Argumenty te nie przekonały Krajowej Izby Odwoławczej, która oddaliła odwołanie.
– Zaoferowanie ceny ryczałtowej za świadczenie usługi serwisowej w kwocie 0,01 zł brutto oznacza niewątpliwie, iż wykonawca zaoferował realizację usługi nie tylko poniżej kosztów własnych, ale i niemożliwą do wykonania za zaoferowane wynagrodzenie – uzasadniła wyrok przewodnicząca składu orzekającego Małgorzata Rakowska, zwracając uwagę, że w cenie jednego grosza musiałyby się zmieścić przyjęcie zgłoszenia, czas i koszt dojazdu, zakwaterowanie serwisanta, oględziny czy wreszcie diagnostyka urządzeń.

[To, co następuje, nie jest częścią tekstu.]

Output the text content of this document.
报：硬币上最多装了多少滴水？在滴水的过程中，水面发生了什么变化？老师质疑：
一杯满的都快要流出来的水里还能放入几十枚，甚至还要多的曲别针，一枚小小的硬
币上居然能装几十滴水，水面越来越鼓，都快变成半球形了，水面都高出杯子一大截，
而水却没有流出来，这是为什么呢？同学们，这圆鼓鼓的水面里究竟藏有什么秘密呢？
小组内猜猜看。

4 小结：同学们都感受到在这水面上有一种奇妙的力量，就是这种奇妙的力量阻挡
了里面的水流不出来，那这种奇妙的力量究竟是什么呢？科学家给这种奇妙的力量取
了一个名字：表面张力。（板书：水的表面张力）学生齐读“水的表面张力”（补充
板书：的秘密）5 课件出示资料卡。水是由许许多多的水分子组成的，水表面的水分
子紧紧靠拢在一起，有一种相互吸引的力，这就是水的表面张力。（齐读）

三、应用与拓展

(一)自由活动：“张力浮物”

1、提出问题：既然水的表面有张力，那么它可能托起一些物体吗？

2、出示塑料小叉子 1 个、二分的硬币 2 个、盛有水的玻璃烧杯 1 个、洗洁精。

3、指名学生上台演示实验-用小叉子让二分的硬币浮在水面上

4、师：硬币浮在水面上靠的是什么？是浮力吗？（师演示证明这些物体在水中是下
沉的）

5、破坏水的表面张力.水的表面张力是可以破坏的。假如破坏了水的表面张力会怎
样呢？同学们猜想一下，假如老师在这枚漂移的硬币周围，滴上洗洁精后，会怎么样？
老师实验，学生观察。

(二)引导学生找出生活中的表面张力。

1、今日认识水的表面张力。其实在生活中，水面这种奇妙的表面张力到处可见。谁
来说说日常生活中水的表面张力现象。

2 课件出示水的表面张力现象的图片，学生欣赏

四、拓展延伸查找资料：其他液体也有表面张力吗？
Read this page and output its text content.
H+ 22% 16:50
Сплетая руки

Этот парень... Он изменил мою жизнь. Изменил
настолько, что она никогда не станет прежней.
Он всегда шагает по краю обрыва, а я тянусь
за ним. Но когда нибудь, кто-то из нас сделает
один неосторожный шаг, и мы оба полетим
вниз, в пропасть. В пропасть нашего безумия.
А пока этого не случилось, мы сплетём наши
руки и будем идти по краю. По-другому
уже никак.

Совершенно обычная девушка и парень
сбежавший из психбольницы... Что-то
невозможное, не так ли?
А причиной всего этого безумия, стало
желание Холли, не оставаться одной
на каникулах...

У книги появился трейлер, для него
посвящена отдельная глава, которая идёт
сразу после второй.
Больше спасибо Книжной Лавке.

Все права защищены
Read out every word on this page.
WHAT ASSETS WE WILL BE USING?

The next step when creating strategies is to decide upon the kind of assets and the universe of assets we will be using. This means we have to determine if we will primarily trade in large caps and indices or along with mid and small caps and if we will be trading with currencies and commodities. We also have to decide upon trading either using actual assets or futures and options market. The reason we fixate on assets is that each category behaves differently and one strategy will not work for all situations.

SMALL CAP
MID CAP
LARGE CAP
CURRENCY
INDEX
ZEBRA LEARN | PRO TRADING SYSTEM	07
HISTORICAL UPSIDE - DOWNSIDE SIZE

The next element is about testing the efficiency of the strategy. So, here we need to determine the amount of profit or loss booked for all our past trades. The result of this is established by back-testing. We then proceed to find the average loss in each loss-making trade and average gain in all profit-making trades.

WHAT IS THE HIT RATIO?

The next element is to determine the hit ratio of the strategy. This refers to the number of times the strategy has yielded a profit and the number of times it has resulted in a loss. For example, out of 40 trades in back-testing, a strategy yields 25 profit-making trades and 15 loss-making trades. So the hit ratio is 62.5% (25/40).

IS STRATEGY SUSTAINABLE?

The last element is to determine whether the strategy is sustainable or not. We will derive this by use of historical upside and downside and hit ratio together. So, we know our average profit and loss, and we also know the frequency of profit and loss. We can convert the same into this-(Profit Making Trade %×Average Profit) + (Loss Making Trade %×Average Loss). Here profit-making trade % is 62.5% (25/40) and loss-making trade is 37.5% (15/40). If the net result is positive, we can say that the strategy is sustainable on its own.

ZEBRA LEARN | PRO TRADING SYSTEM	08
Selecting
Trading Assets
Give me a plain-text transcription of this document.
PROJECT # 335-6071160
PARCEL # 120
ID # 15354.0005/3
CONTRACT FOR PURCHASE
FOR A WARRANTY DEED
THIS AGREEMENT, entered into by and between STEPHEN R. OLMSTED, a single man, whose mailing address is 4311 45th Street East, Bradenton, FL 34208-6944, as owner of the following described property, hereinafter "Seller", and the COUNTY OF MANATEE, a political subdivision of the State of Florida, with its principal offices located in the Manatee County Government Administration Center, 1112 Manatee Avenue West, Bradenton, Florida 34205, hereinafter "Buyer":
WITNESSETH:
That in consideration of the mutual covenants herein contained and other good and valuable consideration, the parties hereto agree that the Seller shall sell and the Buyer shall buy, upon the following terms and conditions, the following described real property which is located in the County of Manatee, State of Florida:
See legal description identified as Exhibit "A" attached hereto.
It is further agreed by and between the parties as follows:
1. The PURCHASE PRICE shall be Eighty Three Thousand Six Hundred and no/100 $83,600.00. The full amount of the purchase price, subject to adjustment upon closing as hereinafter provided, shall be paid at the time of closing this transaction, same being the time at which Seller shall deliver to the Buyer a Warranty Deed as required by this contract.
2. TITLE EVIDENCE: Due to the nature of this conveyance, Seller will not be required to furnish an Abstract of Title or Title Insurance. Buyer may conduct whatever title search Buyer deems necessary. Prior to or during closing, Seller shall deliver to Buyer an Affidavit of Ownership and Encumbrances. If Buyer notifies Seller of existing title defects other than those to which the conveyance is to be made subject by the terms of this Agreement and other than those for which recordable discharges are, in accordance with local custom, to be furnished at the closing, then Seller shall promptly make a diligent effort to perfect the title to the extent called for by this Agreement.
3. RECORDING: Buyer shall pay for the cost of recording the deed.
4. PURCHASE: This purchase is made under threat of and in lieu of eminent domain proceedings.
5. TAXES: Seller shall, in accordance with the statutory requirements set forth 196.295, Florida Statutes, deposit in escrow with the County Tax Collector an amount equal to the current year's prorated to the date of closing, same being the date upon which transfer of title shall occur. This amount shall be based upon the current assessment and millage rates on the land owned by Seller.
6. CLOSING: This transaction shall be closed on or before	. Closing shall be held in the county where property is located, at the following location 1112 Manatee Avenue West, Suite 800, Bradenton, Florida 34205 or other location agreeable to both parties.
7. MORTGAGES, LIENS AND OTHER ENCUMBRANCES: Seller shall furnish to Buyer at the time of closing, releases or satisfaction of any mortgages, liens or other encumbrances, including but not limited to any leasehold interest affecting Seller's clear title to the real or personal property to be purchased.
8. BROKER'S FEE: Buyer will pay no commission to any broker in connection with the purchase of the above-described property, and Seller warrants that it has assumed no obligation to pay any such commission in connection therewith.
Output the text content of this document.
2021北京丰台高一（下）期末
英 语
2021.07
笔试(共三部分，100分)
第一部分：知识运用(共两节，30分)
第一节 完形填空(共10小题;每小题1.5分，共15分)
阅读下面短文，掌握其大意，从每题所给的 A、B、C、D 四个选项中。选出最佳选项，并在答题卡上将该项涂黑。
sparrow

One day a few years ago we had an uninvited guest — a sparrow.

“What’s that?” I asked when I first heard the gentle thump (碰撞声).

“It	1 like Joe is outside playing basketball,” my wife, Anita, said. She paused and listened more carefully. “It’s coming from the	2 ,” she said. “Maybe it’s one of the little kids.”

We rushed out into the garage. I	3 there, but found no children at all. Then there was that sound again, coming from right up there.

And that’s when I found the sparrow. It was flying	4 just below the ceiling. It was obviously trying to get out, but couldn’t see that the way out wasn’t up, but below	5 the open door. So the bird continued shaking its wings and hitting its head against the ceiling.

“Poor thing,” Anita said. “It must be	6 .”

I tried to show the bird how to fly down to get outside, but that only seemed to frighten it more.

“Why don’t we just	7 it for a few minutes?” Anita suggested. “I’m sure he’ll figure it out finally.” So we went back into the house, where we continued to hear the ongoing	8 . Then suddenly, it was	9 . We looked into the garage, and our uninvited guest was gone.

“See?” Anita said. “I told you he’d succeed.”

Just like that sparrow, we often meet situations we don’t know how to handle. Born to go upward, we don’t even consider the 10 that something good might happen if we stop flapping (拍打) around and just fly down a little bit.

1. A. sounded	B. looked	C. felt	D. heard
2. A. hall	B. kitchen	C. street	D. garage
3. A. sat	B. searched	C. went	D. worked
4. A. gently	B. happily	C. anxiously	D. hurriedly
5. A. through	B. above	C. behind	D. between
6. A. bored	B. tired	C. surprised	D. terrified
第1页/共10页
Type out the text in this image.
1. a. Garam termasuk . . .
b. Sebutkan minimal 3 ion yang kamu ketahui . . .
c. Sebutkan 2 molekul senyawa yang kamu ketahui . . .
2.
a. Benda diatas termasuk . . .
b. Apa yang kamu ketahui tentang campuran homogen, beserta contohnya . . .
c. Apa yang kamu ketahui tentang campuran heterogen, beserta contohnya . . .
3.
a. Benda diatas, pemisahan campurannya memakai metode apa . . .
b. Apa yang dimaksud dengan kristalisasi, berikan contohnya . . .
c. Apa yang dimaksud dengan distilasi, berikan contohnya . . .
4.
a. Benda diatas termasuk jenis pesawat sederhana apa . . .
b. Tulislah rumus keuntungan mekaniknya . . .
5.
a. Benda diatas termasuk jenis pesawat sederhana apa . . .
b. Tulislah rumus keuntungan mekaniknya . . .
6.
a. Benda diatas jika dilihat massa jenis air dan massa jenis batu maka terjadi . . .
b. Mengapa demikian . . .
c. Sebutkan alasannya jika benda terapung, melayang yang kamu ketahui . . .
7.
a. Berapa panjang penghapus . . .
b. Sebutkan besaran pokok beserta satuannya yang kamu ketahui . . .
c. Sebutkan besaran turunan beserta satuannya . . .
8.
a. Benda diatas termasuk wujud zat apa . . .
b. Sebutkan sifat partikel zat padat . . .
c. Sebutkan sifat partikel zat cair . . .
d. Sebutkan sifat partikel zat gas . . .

Czyn nieuczciwej konkurencji musi być sprzeczny z prawem lub dobrymi obyczajami i zagrażać interesom innego przedsiębiorcy. Zdaniem izby przesłanki te zostały spełnione. Przy tak specjalistycznych dostawach, gdzie rywalizacja toczy się między kilkoma zaledwie firmami, zaniżanie cen może prowadzić do eliminacji z rynku i jest sprzeczne z dobrymi obyczajami.

ORZECZNICTWO
Wyrok Krajowej Izby Odwoławczej z 21 lutego 2012 r., sygn. akt: KIO 297/12.